Tout comme son homologue du sud de l’Angleterre – le site est également surnommé le « Stonehenge du Levant » – la structure de Rujm el-Hiri a longtemps laissé entendre qu’elle servait d’observatoire astronomique en son temps, vers 3 500-2 500 avant JC. Les résultats d’une nouvelle étude, publiée dans la revue Remote Sensing le 14 novembre 2024 et réalisée par des chercheurs des universités israéliennes de Tel Aviv et Ben Gourion, semblent cependant écarter définitivement cette hypothèse de longue date.
Mouvements et alignement de Rujm el-Hiri
Pour arriver à cette conclusion, les scientifiques ont combiné des analyses géophysiques, des mesures géomagnétiques et des technologies avancées de télédétection. Ils ont ainsi découvert que sous le plateau du Golan, le sol est soumis à des mouvements tectoniques – de l’ordre de 8 à 15 millimètres par an – depuis environ 150 millions d’années. Après des milliers d’années, Rujm el-Hiri a donc subi une réorientation significative.
En reconstituant l’histoire tectonique de la région, les auteurs de l’étude ont pu calculer comment les parois radiales et les entrées de la structure d’origine étaient alignées lorsque l’on pensait qu’elle avait été construite, il y a au moins 4 500 ans.
Ils découvrirent cependant que ces éléments n’étaient pas placés de manière à permettre des observations astronomiques précises et à suivre les événements célestes (solstices, équinoxes). Ils concluent donc que dès le départ, le site n’a probablement pas été conçu à cet effet.

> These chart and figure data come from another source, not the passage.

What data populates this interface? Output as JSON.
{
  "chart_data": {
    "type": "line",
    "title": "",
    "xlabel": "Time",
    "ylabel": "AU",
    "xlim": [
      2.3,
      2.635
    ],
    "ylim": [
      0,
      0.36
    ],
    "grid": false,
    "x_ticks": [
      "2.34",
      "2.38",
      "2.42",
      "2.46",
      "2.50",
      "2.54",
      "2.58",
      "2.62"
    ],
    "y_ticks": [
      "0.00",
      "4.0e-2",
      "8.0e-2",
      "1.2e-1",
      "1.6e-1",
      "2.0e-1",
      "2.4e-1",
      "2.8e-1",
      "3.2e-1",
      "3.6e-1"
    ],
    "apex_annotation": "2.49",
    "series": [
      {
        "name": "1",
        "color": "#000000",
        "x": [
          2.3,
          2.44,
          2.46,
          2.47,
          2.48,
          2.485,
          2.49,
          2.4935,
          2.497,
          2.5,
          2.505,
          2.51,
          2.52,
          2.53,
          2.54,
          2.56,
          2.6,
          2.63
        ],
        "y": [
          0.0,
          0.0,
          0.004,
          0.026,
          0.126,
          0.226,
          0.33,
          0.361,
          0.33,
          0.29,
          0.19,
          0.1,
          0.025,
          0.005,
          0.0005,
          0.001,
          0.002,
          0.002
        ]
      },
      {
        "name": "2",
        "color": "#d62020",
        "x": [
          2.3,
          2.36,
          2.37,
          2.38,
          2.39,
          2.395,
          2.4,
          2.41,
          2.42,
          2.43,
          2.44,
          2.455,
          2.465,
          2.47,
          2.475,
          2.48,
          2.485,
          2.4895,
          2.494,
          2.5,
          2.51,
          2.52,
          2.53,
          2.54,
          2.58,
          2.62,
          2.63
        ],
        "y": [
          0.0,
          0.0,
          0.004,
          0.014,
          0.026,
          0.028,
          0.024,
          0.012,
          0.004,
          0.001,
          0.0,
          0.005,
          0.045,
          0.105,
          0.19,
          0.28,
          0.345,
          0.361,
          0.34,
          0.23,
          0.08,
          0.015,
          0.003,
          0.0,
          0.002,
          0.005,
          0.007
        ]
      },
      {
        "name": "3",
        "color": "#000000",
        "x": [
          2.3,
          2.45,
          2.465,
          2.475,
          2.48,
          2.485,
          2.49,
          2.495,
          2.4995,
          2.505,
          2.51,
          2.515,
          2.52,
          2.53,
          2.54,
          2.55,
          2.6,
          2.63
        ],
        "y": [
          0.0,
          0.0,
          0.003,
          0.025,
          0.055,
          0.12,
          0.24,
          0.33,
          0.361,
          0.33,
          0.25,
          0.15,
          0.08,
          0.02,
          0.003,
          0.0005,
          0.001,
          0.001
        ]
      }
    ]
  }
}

Un site au cœur d’un réseau ancien ?
Dans le même temps, les chercheurs ont mené une étude détaillée de la région environnante, cartographiant une zone de 30 kilomètres autour de Rujm el-Hiri. Des images satellite avancées ont permis d’identifier des dizaines de structures jusqu’alors inconnues : d’épaisses parois linéaires ; des enclos circulaires d’environ 20 mètres de diamètre ; des dizaines de tumuli, des monticules de pierre qui auraient pu servir autrefois de lieux de sépulture, d’abris ou d’entrepôts. De telles découvertes suggèrent que le « Stonehenge du Levant » pourrait faire partie d’un paysage socioculturel ou rituel plus vaste.
“Cette recherche remet non seulement en question les théories précédentes, mais elle approfondit également notre compréhension de la vie ancienne dans cette région.», s’enthousiasment ses auteurs dans un communiqué.
Durant l’âge du bronze, Rujm el-Hiri était peut-être un immense lieu de rassemblement pour les tribus locales. Voire même un complexe funéraire, comme en témoignent les tombes identifiées dans son tumulus central. Mais étant donné le manque de preuves, cela ne reste que spéculation.
Si cette publication relance le débat sur la fonction d’une construction singulière, elle souligne également l’importance de la recherche interdisciplinaire. En combinant des techniques avancées d’analyse géophysique et des méthodes archéologiques traditionnelles, les experts ont réalisé des avancées cruciales.
Des études futures pourraient explorer les liens entre Rujm el-Hiri et d’autres structures anciennes de la région. Et enfin, peut-être, percer les secrets de ce monument hors du commun.